IT’S JUST A matter of weeks, maybe less, until Marquette’s new Asian restaurant opens up on US-41, where the Great Hunan used to be located.
It’ll be called Jasmine Asian Cuisine, brought to you by Art Werachai Thammasiri and May Matinee Thammikakun, the same people who operate the Thai House and Teriyaki Bowl.
The Jasmine, they say, will be Asian fusion–mostly Chinese but some Thai and some Japanese. That means familiar Chinese American fare but also pork belly, curries, pad Thai, sushi, and May hopes, possibly some dishes featuring the entire fish.
And if a deal can be worked out with a supplier, they’ll offer dim sum, little dishes of Chinese food that you’ll only rarely find outside of big cities. You order several little plates of bite-sized food and then share them. Delicious. It’s usually a much anticipated weekend feast.
The restaurant has been completely remodeled and the equipment is in place but as usual, there are inspections to be finalized, and last minute glitches that crop up.
The staff has been hired, including a chef who was brought here from Thailand the day after Christmas.
The permanent exterior sign hasn’t been installed yet.
Art and May had been hoping to open on January 9th…It’s been pushed back to the 15th…A further delay? Well, we’ll see. Hold on to your taste buds until then.
THE VERDICT IS in, and it appears that the much publicized Be Local Buy Local campaign in Marquette County was a stunning success.
Here are the numbers:
Nearly 100 independent, local businesses took part in the three-month campaign.
They gave away $4600 in gift certificates…$300 a week for 12 weeks, then $1000 to the final winner at the end of the year.
2100 people downloaded the Be Local Buy Local app, and submitted 8500 store receipts in the contest.
And, get this: those receipts represented $549,000 in purchases from the local stores. That’s a big chunk of change.
The contest, sponsored by the Marquette and Ishpeming/Negaunee Chambers of Commerce, featured a digital twist. You downloaded the app, then took photos of your receipts, and submitted them into the contest hopper digitally.
It’s not the way Grandma and Grandpa used to do it, that’s for sure.
But it worked. 2100 people did it, and some of them walked away with extra Christmas money.
No surprise, Jason Schneider, the Marquette Chamber executive director, says four other chambers are now inquiring about the campaign. They may want to try it themselves. The local chambers, in the meantime, are licensing the idea as intellectual property. With luck, they may make additional money off of it.
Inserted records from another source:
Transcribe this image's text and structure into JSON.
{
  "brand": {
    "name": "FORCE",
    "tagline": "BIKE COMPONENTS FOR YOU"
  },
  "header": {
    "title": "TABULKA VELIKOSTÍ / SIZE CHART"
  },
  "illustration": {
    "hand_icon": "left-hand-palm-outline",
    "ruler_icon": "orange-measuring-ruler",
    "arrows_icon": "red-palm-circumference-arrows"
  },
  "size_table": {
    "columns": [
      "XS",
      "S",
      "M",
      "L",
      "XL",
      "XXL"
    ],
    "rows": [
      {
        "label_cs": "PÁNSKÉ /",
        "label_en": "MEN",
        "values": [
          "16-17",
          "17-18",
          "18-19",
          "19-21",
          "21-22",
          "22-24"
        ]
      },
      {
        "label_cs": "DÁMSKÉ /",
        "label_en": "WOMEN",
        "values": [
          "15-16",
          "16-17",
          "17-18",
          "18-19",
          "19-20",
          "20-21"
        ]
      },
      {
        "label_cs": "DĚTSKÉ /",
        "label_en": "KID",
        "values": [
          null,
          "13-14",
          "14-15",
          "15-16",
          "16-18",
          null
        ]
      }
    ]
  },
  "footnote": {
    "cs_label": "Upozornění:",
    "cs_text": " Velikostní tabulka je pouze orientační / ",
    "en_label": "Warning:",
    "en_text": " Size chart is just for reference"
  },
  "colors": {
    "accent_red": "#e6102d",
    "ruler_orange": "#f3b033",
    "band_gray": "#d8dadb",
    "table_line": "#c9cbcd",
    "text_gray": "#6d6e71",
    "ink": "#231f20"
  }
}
But most important, they found that a focused effort can get shoppers to buy locally. We want to buy at small, local shops and restaurants. Expect more such campaigns in the year ahead.
A FAMILIAR VOICE at the Radio Results Network got his walking papers during his Christmas vacation.
Nicky Smaby, the sales manager, occasional on air personality, and a former newsman, is out. This, after working there for 30 years.
So it goes in the radio business.
He prefers not to elaborate on the reason for the termination. No reason to get into it. It’s just business. RRN management hasn’t provided a comment on the termination, either.
Smaby has voiced countless commercials over the years.
He also did a stint with TV6 news a couple of decades ago and has been active in civic and political life in Marquette County over the years.
And now? He’s got plans but he’s not disclosing them yet. The good news, though, is that he’s staying in Marquette.
THE LATEST ON Greg Peterson, the U.P’s rampaging, crusading, passionate, and sometimes reckless online journalist.
He had his day in court a few weeks ago when he was ordered by the judge to take down a couple of posts that publicized confidential information about a man who’d been issued citations by the Fish and Wildlife Service.
Peterson immediately complied. And now, although he’s been assigned an attorney and will likely have to return to court, he admits he doesn’t know exactly what happened in court nor what might happen next.
Regardless, he hasn’t skipped a beat in his reporting on Upper Peninsula Breaking News. He seems to be on the scanner or in his vehicle every day, covering police-related news all over the U.P.
He’s worked for mainstream news outlets throughout his career–mostly recently as news director at ABC 10–but now is strictly a one man operation.
He’s not getting rich. In fact, he says he’s losing money every month on gas and the purchase of public documents.
But you gotta give it to the guy. He seems to love his work.